Coronavirus patient could still pass on virus 8 days after their symptoms disappear
New Delhi, Apr 01: Researchers have discovered that patients who have suffered from COVID-19 could still be able to pass on the virus eight days after their symptoms disappear, a new study suggests.
The new study has raised doubts on the 14 day quarantine period.
The new study was discovered after Researchers carried out tests on 16 patients in China who were treated for coronavirus between January 28 and February 9. All patients had throat swabs collected on alternative days and were analysed.
The scientists discovered that the virus was still in their system up to eight days after the disease had apparently gone. Half of the patients remained viral positive even after the resolution of symptoms.
With an average time of five days to show symptoms, then seven days for the virus to run its course, and then the new findings which suggest it is still in one's system for a further eight days, that takes the amount of time one can carry the virus to around 20 days, meaning the 14 day quarantine period could fall well short.
The team, from Yale University School of Medicine, published the study in the American Journal of Respiratory and Critical Care Medicine.

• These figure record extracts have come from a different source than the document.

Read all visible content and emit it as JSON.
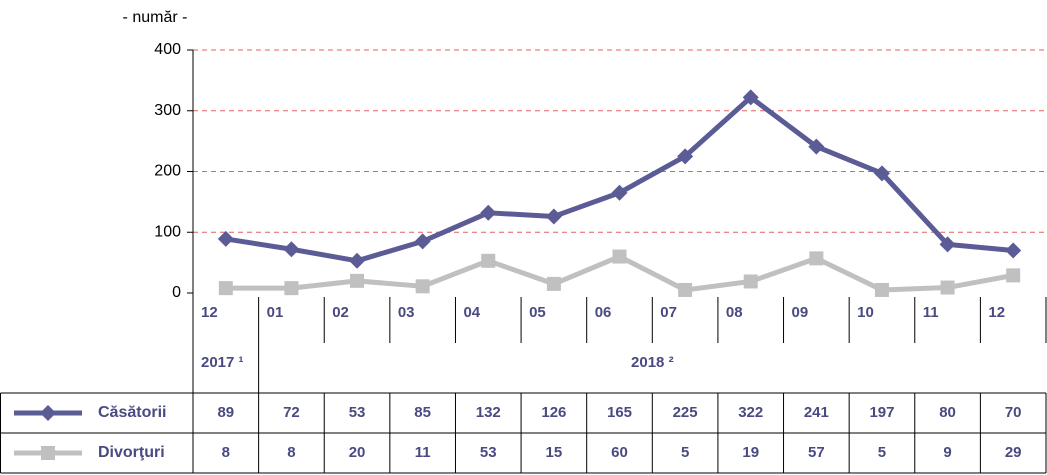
{
  "chart_data": {
    "type": "line",
    "y_label": "- număr -",
    "categories": [
      "12",
      "01",
      "02",
      "03",
      "04",
      "05",
      "06",
      "07",
      "08",
      "09",
      "10",
      "11",
      "12"
    ],
    "periods": [
      "2017 ¹",
      "2018 ²"
    ],
    "series": [
      {
        "name": "Căsătorii",
        "color": "#5b5b96",
        "marker": "diamond",
        "values": [
          89,
          72,
          53,
          85,
          132,
          126,
          165,
          225,
          322,
          241,
          197,
          80,
          70
        ]
      },
      {
        "name": "Divorţuri",
        "color": "#c0c0c0",
        "marker": "square",
        "values": [
          8,
          8,
          20,
          11,
          53,
          15,
          60,
          5,
          19,
          57,
          5,
          9,
          29
        ]
      }
    ],
    "ylim": [
      0,
      400
    ],
    "yticks": [
      0,
      100,
      200,
      300,
      400
    ],
    "grid": true,
    "grid_color": "#e06060"
  }
}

Study co-author Lokesh Sharma said: "The most significant finding from our study is that half of the patients kept shedding the virus even after resolution of their symptoms.

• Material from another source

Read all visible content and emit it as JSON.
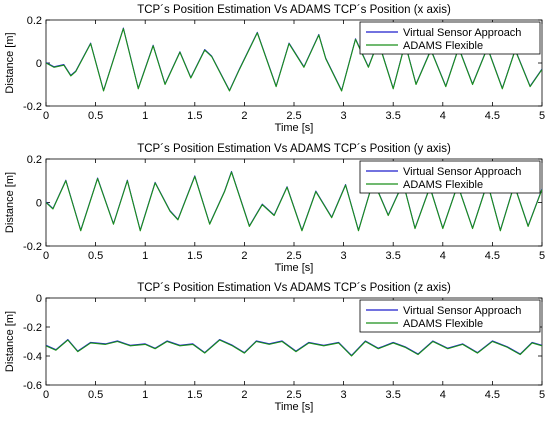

The study warned to the medical community: "COVID-19 patients can be infectious even after their symptomatic recovery, so treat the asymptomatic/recently recovered patients as carefully as symptomatic patients."
According to the research, the primary symptoms in these patients included fever, cough, pain in the pharynx, and difficult or labored breathing (dyspnea).
They noted that it is unclear whether similar results would hold true for more vulnerable patients such as the elderly, those with suppressed immune systems, and patients on immuno-suppressive therapies.
The most common symptom of the disease is a fever, with data from the World Health Organization (WHO) revealing that it was present in 87.9 percent of cases.The second most common was a dry cough (67.7 percent of cases), and fatigue (38.1 percent).
Headaches, aches and pains throughout the body and sore throat were fairly common symptoms of COVID-19. The data also found that diarrhea was a rare symptom.
Coronavirus is known to spread most frequently by droplet transmission, which occurs when an infected person is in close contact with another person. This is why self-isolation is such a common tool around the world in the fight against COVID-19.